Ao enquadrar os controladores militares de vôo, seus subordinados hierárquicos, o comandante da Aeronáutica arriscou o posto, pois o gesto dele pareceu uma insubordinação hierárquica. A súbita mudança de ares nos grandes aeroportos brasileiros - do caos assustador à tranqüilidade absoluta -, contudo, mostrou que, ao contrário do que apregoam os idiotas da objetividade, um pouco de rigor e disciplina militares pode funcionar para resolver problemas que a cegueira ideológica não permite perceber.

Tucana idéia de jerico

O pontapé inicial foi do senador Delcídio Amaral (PT-MS): com a boa intenção de reprimir as ações fraudulentas dos hackers que depenam contas bancárias, engendrou um sistema de controle da internet. Como sói ocorrer com idéias de jerico no Congresso Nacional, a tolice virou uma bola de neve e terminou caindo nas mãos do senador Eduardo Azeredo (PSDB-MG), que relatou o projeto que dá aos servidores da rede mundial de computadores poder semelhante ao do Grande Irmão do assustador romance 1984 , de George Orwell. Numa prova de que a oposição também tem cotas das Organizações Tabajara, a proposta de controlar mensagens prosperou até cair na desgraça do governo.

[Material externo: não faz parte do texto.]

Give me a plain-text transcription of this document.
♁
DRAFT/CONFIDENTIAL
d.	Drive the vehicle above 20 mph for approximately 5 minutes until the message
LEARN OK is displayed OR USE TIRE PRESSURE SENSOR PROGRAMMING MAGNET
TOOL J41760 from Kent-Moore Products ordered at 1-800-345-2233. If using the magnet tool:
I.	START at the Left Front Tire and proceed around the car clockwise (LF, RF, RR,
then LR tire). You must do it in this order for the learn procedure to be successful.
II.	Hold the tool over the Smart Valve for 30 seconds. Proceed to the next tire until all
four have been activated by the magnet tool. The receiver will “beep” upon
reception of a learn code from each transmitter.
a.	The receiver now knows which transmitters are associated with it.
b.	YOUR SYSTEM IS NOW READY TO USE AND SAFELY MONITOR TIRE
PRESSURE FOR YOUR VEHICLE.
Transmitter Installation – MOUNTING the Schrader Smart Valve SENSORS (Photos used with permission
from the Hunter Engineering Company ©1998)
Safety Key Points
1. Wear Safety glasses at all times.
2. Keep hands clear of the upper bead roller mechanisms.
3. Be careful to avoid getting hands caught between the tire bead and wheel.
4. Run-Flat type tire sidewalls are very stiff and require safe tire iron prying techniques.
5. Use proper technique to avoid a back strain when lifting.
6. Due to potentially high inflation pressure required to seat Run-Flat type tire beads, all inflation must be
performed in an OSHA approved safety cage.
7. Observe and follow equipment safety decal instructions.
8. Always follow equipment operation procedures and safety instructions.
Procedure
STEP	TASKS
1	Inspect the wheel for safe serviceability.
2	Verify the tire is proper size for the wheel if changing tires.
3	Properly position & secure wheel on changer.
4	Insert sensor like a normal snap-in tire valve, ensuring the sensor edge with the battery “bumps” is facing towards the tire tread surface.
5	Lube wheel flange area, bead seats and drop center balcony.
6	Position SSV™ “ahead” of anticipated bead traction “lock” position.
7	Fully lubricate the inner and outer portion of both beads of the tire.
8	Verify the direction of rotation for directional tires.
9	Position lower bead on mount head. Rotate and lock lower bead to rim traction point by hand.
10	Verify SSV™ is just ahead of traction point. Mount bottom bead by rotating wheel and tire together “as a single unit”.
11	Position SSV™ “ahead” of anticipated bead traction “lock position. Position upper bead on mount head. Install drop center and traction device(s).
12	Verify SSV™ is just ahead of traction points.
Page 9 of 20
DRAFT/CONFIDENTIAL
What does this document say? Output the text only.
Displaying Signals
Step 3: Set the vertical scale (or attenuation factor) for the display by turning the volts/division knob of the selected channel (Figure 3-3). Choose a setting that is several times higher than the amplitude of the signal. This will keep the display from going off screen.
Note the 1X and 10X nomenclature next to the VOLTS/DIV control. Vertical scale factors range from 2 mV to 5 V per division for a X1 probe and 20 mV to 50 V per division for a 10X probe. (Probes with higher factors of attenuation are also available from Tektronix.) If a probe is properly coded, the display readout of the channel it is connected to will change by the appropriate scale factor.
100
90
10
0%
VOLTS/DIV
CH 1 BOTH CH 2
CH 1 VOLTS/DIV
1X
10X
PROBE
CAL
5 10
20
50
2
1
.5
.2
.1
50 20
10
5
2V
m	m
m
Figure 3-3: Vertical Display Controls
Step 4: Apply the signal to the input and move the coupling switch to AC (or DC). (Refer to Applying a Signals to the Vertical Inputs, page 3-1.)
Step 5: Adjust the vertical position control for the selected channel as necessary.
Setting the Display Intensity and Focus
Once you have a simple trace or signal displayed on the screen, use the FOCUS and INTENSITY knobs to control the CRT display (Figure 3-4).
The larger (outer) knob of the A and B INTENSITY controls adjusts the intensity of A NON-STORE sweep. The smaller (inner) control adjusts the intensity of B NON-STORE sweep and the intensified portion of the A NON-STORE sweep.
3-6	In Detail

Seu congelamento é um gol de Lula.


Galinha morta é isso!

Quem pensa que o corte das verbas orçamentárias para o controle de vôo não passa de um cochilo burocrático está convidado a tomar conhecimento do levantamento que a consultoria Safras & Mercado acaba de fazer para o jornal Gazeta Mercantil . Tal levantamento calcula que o governo teria de investir este ano do mínimo de R$ 500 milhões ao máximo de R$ 1 bilhão em controle de sanidade animal. Mas só destinou R$ 100 milhões e, a pretexto das eleições (?), não gastou nem isso. Como a vigilância sanitária sobre nossos produtos pecuários de exportação é pretexto para evitar seu acesso a mercados ricos, é o caso de concluir que o governo federal se dá ao luxo de matar nossa galinha dos ovos de ouro.


E caia no frevo!

Domingo fui ver Antônio Nóbrega não remake de seu espetáculo Nove de Frevereiro , gravado em CD, vendido no foyer do teatro do Sesc Pinheiros, em São Paulo. O visual do espetáculo, por conta de Gabriel Nóbrega, filho de Toinho, e Dantas Suassuna, filho de Ariano, é maravilhoso. A orquestra de frevo de Spock, inigualável. E o artista de todos os instrumentos, que já foi spalla da Orquestra Sinfônica da Paraíba, se consagra como uma mistura de Chaplin e Câmara Cascudo da era cibernética. Quando o show vier aqui para perto, não perca, caro leitor. Pois ele está à altura de tudo o que de mais competente está em cartaz hoje em Nova York, Londres ou qualquer cidade do mundo. E igual a frevo não há!